Many of the current Mayo-UMMC collaborations have been developed under the auspices of Mayo's Center for Clinical and Translational Science, for which UMMC's James Wilson, M.D., serves as an external advisory committee member. These joint activities include enabling UMMC investigators to access 26 online training modules offered by Mayo Clinic; designation of Mayo as an elite "Vanguard Center" of the UMMC-affiliated Jackson Heart Study; and a number of collaborative studies relating to kidney disease, uterine fibroids and more.

The clinics plan to collaborate in the future on graduate education, mentoring and development of emerging clinical researchers and faculty exchanges. The organizations will share Mayo's clinical research unit tools software, co-develop an Adult Congenital Heart Disease Clinic in Jackson and potentially develop a cooperative telemedicine program.

Lawyer Makes New Plans for the Landmark Center

Lawyer Zeev Yochelman, whose partnership acquired the Landmark Center downtown through an Internet auction in late July, recently detailed his plans to convert the vacant seven-floor office building into a mix of apartments, offices and retail, the Mississippi Business Journal reported.

Yochelman plans to build 80 residential apartments on the top two floors, as well as a restaurant, coffee shop, retail stores and a bank on the first floor. Yochelman will lease floors in between for offices. He did not give an estimate of costs involved in converting the more than 25-year-old building to mixed use, nor did he say how soon he can start the project.

Businesses involved in the project plan to make the Landmark's upper floors into apartments for downtown workers and professionals and will rent them at market rates. However, conversion to apartments on the lower floors will require extensive plumbing work before any office space leases can be issued. The residential component will also require creating about 150 parking spaces on site.

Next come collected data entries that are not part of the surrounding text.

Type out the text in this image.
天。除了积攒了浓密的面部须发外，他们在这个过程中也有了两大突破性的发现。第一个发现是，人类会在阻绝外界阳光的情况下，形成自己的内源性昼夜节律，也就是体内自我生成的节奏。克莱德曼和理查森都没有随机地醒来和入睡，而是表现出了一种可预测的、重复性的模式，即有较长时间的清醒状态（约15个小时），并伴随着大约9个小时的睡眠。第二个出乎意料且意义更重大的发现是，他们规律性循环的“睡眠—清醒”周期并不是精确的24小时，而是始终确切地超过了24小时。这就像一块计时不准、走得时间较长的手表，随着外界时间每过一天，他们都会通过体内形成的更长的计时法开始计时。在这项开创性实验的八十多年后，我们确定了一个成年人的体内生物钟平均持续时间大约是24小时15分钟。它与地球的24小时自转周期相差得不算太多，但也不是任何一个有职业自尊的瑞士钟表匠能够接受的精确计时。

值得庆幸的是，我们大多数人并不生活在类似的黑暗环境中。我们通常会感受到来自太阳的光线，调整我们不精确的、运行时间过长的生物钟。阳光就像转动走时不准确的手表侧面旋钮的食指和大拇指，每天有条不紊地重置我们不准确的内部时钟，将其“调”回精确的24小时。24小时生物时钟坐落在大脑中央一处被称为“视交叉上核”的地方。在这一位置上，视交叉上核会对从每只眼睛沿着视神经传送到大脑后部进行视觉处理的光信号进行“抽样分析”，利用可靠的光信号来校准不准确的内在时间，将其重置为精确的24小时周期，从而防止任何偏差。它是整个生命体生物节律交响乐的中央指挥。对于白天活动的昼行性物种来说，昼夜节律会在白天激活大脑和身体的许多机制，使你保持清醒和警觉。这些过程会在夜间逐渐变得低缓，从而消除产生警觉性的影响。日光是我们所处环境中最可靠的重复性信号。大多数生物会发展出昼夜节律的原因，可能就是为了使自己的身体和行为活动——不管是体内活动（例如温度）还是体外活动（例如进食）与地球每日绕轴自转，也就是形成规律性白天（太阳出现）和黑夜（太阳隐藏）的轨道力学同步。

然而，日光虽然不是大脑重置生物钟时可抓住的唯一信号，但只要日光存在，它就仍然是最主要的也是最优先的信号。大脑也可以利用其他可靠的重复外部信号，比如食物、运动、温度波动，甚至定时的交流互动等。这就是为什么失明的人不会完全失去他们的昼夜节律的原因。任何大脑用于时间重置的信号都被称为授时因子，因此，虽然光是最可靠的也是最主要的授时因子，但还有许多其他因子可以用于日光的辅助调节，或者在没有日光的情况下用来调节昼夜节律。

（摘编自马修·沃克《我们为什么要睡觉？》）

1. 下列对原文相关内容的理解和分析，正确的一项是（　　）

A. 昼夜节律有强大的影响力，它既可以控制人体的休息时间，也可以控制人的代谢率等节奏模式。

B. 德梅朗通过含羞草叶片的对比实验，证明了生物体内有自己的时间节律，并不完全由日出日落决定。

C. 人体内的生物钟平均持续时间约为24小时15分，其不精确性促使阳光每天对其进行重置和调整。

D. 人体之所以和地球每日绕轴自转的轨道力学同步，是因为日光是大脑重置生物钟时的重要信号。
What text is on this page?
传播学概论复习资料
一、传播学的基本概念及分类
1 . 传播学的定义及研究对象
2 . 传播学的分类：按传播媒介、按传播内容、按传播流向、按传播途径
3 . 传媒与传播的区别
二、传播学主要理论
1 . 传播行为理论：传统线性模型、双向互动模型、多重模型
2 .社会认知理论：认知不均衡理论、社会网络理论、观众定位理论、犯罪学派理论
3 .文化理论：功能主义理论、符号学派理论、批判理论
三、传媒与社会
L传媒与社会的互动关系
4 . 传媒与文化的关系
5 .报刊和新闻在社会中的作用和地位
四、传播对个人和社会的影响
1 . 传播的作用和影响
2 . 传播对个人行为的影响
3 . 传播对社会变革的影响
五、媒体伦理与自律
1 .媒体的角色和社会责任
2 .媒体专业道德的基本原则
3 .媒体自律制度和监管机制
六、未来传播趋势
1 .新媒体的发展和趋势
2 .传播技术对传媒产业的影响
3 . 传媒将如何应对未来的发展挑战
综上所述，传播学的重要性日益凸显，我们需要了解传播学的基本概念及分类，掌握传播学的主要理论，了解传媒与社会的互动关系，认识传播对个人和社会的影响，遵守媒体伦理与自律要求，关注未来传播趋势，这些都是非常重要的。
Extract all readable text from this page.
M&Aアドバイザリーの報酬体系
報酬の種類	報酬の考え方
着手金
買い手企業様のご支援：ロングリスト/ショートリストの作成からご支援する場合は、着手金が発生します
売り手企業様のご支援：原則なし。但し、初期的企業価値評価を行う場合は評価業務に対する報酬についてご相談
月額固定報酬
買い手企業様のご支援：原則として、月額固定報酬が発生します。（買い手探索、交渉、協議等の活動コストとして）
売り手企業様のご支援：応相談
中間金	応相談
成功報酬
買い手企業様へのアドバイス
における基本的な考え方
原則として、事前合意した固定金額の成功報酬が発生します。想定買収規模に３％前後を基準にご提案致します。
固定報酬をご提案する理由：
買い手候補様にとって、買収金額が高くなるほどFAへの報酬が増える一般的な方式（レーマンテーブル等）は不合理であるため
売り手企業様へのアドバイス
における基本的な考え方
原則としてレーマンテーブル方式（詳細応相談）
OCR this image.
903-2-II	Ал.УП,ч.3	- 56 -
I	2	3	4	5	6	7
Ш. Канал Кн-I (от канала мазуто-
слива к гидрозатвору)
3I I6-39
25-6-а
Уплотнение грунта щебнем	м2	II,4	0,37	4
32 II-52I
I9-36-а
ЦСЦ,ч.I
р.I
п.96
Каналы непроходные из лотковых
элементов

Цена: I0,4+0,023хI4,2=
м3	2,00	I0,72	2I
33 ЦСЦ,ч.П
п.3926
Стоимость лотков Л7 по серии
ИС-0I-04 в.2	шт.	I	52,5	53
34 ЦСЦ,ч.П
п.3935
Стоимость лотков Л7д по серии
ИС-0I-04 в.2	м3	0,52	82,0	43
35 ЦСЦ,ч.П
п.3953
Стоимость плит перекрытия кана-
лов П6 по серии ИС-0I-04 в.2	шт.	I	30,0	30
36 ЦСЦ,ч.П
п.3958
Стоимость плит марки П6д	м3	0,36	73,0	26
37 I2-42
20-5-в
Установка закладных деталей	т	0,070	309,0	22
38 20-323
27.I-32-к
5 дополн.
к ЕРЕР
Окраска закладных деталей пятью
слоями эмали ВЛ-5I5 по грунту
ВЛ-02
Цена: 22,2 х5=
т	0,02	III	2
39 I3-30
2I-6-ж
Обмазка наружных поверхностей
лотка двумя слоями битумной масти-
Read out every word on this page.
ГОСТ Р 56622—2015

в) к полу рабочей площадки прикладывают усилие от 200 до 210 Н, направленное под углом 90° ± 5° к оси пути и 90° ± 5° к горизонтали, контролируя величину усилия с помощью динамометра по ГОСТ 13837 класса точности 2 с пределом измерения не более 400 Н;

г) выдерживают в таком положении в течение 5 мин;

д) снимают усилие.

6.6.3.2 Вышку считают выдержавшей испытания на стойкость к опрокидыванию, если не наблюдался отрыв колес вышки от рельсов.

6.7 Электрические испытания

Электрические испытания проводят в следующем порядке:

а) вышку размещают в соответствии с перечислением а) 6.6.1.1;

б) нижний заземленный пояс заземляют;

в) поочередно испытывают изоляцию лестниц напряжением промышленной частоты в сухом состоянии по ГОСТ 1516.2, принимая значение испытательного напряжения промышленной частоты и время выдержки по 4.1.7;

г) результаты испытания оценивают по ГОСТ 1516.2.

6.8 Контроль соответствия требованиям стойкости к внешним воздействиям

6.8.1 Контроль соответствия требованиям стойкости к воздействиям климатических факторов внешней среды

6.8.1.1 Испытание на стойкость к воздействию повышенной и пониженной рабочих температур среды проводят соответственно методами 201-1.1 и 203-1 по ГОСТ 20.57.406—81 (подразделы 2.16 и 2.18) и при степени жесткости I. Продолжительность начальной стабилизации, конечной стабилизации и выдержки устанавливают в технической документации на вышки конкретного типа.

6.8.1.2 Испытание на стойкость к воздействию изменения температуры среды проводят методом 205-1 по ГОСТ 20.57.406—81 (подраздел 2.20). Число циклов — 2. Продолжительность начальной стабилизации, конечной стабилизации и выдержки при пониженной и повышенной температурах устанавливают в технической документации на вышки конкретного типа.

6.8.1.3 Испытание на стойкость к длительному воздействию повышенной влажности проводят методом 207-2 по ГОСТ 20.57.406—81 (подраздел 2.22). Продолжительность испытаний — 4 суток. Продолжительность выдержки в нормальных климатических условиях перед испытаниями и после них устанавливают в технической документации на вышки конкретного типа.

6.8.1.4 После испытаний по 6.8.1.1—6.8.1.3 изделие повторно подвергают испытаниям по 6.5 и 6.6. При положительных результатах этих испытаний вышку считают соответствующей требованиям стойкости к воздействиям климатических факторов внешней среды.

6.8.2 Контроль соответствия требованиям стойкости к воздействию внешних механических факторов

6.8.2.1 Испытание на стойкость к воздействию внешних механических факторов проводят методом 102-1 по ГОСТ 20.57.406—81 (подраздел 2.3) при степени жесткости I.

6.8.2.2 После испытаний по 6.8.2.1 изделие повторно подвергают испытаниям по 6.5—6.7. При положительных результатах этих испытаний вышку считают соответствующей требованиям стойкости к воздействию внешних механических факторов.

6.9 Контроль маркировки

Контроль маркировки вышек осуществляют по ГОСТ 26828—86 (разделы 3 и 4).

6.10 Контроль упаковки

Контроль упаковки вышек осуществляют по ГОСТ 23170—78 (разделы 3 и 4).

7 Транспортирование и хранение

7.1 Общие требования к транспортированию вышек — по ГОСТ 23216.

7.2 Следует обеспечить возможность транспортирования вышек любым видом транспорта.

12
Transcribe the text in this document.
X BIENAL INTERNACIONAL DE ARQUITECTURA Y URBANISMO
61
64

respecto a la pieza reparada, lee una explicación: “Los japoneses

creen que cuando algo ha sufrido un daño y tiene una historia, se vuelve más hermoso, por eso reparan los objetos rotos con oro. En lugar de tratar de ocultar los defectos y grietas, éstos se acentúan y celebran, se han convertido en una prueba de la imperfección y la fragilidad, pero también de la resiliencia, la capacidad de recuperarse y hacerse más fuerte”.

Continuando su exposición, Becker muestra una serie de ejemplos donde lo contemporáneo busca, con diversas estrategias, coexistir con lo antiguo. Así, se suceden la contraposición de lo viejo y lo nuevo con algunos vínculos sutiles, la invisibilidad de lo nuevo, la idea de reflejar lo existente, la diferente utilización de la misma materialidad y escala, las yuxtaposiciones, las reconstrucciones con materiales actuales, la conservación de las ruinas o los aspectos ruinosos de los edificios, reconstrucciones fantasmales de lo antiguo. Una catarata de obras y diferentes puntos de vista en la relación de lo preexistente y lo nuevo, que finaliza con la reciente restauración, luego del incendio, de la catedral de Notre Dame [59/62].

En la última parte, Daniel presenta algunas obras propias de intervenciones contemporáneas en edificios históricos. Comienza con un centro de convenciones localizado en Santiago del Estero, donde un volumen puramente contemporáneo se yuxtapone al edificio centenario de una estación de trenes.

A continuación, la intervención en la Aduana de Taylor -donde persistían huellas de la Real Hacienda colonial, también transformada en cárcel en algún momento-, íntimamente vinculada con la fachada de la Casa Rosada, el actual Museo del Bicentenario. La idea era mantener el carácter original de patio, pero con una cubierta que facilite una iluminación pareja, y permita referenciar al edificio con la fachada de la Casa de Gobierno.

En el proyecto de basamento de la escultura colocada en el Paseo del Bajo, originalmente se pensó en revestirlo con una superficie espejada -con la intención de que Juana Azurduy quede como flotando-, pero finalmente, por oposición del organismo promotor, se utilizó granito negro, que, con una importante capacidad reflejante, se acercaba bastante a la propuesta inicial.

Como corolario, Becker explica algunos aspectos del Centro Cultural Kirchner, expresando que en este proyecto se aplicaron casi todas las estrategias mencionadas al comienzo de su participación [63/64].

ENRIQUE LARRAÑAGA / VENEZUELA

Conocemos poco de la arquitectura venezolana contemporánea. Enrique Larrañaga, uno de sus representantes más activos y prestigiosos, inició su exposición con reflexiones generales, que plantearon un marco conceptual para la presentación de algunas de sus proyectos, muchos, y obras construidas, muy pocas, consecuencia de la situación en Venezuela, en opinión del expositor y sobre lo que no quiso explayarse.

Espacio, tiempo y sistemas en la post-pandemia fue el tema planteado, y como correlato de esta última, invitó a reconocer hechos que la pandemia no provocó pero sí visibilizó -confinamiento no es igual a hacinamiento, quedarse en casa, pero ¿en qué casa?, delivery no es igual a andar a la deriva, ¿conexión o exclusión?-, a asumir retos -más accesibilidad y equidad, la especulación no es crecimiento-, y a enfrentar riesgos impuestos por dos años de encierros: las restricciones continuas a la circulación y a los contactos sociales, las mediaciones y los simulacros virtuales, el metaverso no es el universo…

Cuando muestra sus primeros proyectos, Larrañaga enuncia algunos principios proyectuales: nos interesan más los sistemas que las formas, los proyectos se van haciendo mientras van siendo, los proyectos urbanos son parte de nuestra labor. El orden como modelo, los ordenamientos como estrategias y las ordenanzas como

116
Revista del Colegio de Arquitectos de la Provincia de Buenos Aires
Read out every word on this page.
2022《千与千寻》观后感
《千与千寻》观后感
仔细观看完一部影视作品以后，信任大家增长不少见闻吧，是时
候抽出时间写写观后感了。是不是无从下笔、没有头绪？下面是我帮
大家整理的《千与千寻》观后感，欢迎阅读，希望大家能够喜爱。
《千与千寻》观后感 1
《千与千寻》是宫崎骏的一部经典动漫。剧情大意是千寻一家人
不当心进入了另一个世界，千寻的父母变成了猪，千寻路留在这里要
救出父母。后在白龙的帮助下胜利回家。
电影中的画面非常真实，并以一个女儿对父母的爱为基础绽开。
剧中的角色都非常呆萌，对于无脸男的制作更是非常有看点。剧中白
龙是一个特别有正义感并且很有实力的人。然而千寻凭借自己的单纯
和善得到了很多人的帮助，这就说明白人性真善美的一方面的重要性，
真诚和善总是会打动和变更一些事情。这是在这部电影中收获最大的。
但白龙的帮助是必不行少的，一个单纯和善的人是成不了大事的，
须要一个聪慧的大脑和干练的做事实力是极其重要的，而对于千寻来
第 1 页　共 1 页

The newest designs on the Landmark Center follow a series of setbacks going back to when the Mississippi Department of Revenue passed over the building for its new headquarters in favor of the SouthPointe Business Center in Clinton. Then, last spring, the University of Mississippi Medical Center cancelled plans to purchase it.

The Board of Trustees of the Mississippi Institutes of Higher Learning had approved the sale of the building to UMMC for between $6.1 million and $6.5 million and planned improvements such as a new roof.